Ahead of him, the Wolves infantry had charged into the foremost formations of the invaders, hurling them back from the breach. Grey Hunters hacked and punched their way through whole regiments of Prosperine mortal troops, backed up by the ranged fire of the Long Fangs and the kaerl heavy weapon squads. Blood Claws raced into battle alongside them, howling in a frenzy of distilled kill-urge, flanked by growling Land Raider formations and whole rivens of kaerls. Protected and warded by Sturmhjart’s peerless control of the storm, the Wolves had room to kill, and they did so eagerly. The magicks of the sorcerers in the Thousand Sons had failed to do anything to answer the Rune Priest’s onslaught in the hours since the gates had gone down, tied up as it was defending their own troops from the elemental fury.

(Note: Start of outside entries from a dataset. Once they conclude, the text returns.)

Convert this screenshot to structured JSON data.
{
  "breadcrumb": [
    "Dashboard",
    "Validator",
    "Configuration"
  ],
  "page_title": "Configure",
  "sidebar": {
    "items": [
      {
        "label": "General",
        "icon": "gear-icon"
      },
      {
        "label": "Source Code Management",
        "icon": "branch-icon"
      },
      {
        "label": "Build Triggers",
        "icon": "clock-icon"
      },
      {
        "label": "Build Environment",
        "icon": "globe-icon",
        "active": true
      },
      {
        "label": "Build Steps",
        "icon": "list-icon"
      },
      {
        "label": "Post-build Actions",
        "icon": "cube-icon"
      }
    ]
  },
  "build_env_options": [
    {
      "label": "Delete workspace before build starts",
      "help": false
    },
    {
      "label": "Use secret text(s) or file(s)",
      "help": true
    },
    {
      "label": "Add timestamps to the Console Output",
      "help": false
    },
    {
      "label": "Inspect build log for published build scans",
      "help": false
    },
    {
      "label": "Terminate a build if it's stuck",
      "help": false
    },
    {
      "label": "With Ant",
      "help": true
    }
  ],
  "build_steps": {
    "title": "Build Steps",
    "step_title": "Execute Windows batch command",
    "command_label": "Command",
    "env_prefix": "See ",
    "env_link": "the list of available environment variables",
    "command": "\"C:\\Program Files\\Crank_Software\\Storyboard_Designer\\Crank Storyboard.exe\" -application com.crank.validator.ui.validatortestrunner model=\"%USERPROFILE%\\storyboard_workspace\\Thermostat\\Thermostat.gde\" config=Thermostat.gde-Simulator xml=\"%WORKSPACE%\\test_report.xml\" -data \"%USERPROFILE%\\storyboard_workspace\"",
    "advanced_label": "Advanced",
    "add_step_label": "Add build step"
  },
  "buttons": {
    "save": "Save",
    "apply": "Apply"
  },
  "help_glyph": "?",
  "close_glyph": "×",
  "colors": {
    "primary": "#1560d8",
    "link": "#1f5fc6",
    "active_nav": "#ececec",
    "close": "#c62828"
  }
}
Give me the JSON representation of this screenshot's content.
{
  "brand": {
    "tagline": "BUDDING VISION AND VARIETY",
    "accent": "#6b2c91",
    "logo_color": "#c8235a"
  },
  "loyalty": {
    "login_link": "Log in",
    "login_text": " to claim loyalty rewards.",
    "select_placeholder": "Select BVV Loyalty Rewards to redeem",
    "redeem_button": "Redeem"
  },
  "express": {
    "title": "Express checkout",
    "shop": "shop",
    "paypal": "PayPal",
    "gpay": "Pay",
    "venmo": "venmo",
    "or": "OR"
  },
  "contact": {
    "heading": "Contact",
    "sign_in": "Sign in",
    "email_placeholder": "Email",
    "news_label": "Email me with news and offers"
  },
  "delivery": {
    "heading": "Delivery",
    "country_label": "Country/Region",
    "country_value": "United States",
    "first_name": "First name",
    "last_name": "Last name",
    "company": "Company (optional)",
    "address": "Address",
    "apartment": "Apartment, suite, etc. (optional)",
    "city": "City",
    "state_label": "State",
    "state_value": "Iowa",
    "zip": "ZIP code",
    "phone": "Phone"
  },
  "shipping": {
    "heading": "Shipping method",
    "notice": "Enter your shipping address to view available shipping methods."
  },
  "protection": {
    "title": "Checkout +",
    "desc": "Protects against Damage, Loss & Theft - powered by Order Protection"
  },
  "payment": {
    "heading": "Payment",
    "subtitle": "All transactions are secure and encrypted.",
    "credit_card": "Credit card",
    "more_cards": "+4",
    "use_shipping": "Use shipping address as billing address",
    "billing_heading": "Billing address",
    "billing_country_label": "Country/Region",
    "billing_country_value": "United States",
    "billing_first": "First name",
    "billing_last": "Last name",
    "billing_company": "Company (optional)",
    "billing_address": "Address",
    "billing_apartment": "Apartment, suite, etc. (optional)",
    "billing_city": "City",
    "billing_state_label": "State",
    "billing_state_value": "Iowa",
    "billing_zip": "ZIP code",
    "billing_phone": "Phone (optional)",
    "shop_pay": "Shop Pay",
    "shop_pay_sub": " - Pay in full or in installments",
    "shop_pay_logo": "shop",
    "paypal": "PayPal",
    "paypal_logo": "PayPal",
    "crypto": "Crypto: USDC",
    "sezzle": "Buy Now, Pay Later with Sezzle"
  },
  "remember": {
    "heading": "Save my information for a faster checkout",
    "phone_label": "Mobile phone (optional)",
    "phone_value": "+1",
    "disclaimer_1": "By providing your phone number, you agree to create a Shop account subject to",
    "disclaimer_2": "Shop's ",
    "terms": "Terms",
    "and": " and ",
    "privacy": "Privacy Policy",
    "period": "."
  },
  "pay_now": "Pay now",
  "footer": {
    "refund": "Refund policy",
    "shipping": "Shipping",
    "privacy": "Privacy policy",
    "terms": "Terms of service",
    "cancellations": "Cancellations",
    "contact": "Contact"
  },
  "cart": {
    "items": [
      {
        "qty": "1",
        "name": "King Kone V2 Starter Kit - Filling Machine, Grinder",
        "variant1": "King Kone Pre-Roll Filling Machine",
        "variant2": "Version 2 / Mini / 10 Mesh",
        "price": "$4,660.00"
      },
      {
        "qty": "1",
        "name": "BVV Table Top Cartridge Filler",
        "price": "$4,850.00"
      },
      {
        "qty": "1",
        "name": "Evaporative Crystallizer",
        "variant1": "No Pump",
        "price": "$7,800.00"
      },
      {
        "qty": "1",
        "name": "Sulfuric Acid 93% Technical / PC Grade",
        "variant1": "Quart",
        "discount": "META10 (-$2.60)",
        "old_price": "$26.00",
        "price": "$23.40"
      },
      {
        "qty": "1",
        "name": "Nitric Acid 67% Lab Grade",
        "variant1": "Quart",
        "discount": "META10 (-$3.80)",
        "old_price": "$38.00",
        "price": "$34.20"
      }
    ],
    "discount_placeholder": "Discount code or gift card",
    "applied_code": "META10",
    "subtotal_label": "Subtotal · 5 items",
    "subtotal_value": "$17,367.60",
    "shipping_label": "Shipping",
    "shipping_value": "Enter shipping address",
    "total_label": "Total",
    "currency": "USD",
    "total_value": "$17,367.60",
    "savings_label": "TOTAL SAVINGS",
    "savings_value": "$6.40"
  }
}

For all that, the Fenrisian position was precarious. The Wolves fought like the demigods they were, laying waste to whole companies of mortals, but there were thousands upon thousands of troops in the enemy vanguard alone. Every so often, a massed thicket of las-beams would down a Hunter in his tracks, or a tank shell would find its mark with armour-cracking force. Each time a Sky Warrior fell, a pang of frustrated anger swelled within Sturmhjart’s breast, and the swirling majesty of the storm was raised to an ever higher level of lethality.
They were losing ground. They would lose ground through the night and they would lose ground for as long as they fought into the dawn. Traitor Marines had made their way to the front ranks and joined the battle. They were mirror opposites of the Vlka Fenryka, equal in deadliness but utterly different in method. Whereas the Wolves fought with an exuberant, flamboyant skill, exulting in their raw prowess, the Thousand Sons came to the battlefield silently, marching like strangely animated bronze-crested ghosts. There were already too many of them to hold back, dozens more than the defenders could bring to bear in response, and additional troops were coming into the contact zone with every hour.